Pembicaraan antara Tesla dan pemerintah Thailand adalah kelanjutan dari rencana investasi produsen AS yang diungkapkan oleh Perdana Menteri Thailand, Srettha Thavisin, pada Desember 2023.
"Tesla akan mempertimbangkan fasilitas manufaktur kendaraan listrik, Microsoft dan Google sedang mempertimbangkan pusat data," kata Srettha Thavisin seperti dikutip oleh Reuters.
Thailand merupakan produsen dan pasar mobil terbesar di Asia Tenggara, dan berambisi untuk menjadi pusat produksi utama kendaraan listrik di wilayah tersebut.
Negara ini telah berhasil menarik investasi lebih dari US$ 1,44 miliar dari produsen kendaraan listrik asal Tiongkok.
Meskipun demikian, investasi yang akan dilakukan oleh Tesla di Thailand belum diungkap.
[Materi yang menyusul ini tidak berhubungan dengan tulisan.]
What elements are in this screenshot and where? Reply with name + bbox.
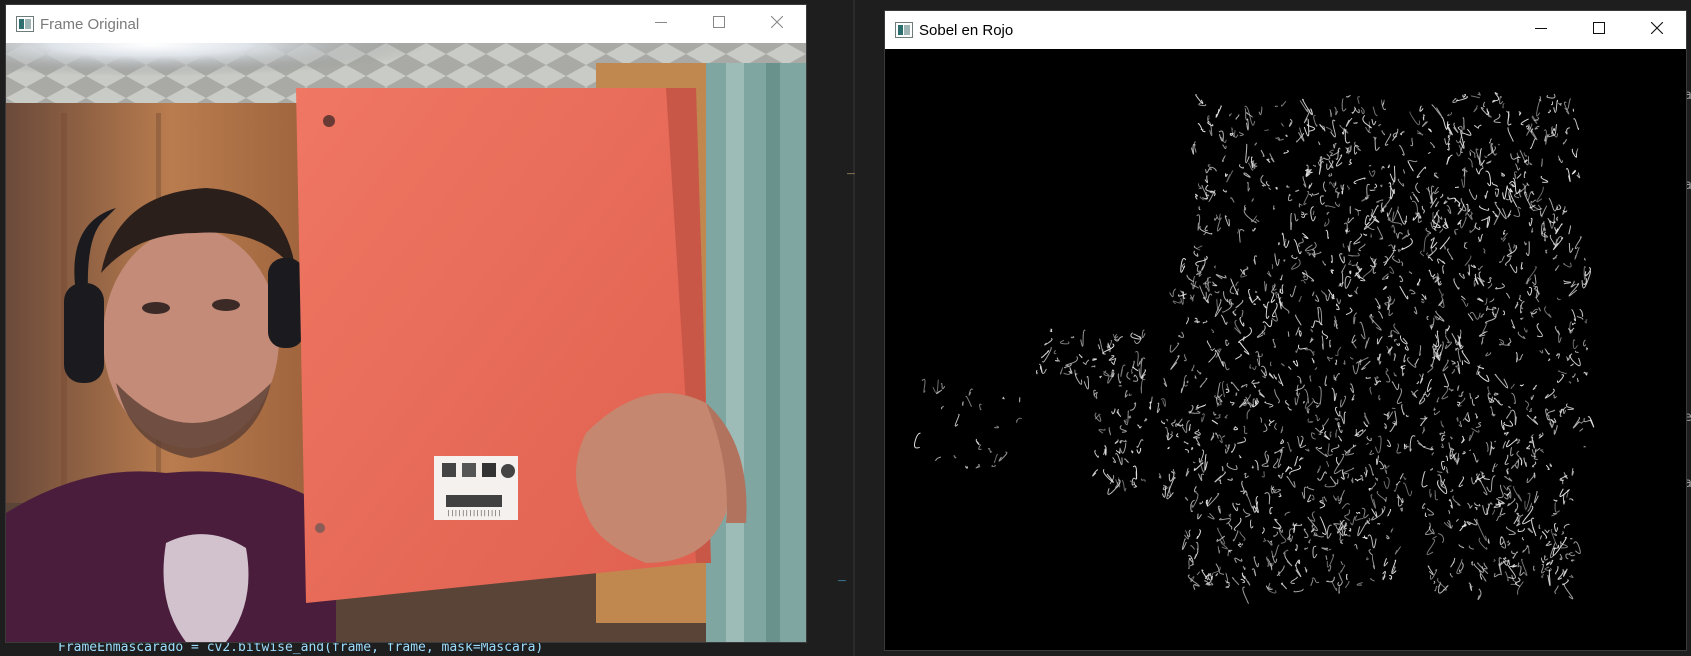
maximize-icon bbox=[713, 15, 725, 33]
editor-gutter-mark: _ bbox=[847, 160, 855, 175]
close-button[interactable] bbox=[748, 5, 806, 43]
editor-divider bbox=[853, 0, 855, 656]
close-icon bbox=[1650, 21, 1664, 39]
opencv-window-icon bbox=[16, 16, 34, 32]
maximize-button[interactable] bbox=[690, 5, 748, 43]
maximize-button[interactable] bbox=[1570, 11, 1628, 49]
opencv-window-icon bbox=[895, 22, 913, 38]
close-icon bbox=[770, 15, 784, 33]
code-line: FrameEnmascarado = cv2.bitwise_and(frame… bbox=[58, 640, 544, 655]
sobel-edge-image bbox=[885, 49, 1686, 650]
barcode-number: ||||||||||||||| bbox=[447, 510, 501, 517]
minimize-button[interactable] bbox=[1512, 11, 1570, 49]
close-button[interactable] bbox=[1628, 11, 1686, 49]
window-title: Frame Original bbox=[40, 15, 140, 33]
minimize-button[interactable] bbox=[632, 5, 690, 43]
webcam-frame: ||||||||||||||| bbox=[6, 43, 806, 642]
maximize-icon bbox=[1593, 21, 1605, 39]
editor-gutter-mark: _ bbox=[838, 567, 846, 582]
minimize-icon bbox=[655, 15, 667, 33]
sobel-window[interactable]: Sobel en Rojo bbox=[885, 11, 1686, 650]
frame-original-window[interactable]: Frame Original ||||||||||||||| bbox=[6, 5, 806, 642]
edge-texture bbox=[913, 91, 1595, 604]
window-title: Sobel en Rojo bbox=[919, 21, 1014, 39]
minimize-icon bbox=[1535, 21, 1547, 39]
window-titlebar[interactable]: Frame Original bbox=[6, 5, 806, 43]
window-titlebar[interactable]: Sobel en Rojo bbox=[885, 11, 1686, 49]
Menteri Thailand,
Srettha Thavisin, pada akhir 2023, belum mengungkapkan detail investasi yang akan dilakukan oleh Tesla di Thailand.
Sebelumnya, PM Thailand dan CEO Tesla, Elon Musk, telah bertemu di New York, Amerika Serikat, beberapa waktu sebelumnya.
Thailand merupakan pusat perakitan mobil terbesar keempat di Asia yang telah menawarkan insentif kepada produsen kendaraan listrik dan baterai,
serta pemotongan pajak kepada pembeli kendaraan listrik lokal untuk tetap mempertahankan posisinya sebagai pusat otomotif regional.
Elon Musk menyatakan pada Mei bahwa Tesla mungkin akan memilih lokasi untuk pabrik baru pada akhir 2023.
Saat ini, perusahaan tersebut memiliki enam pabrik dan sedang membangun pabrik ketujuh di Meksiko di negara bagian Nuevo Leon utara.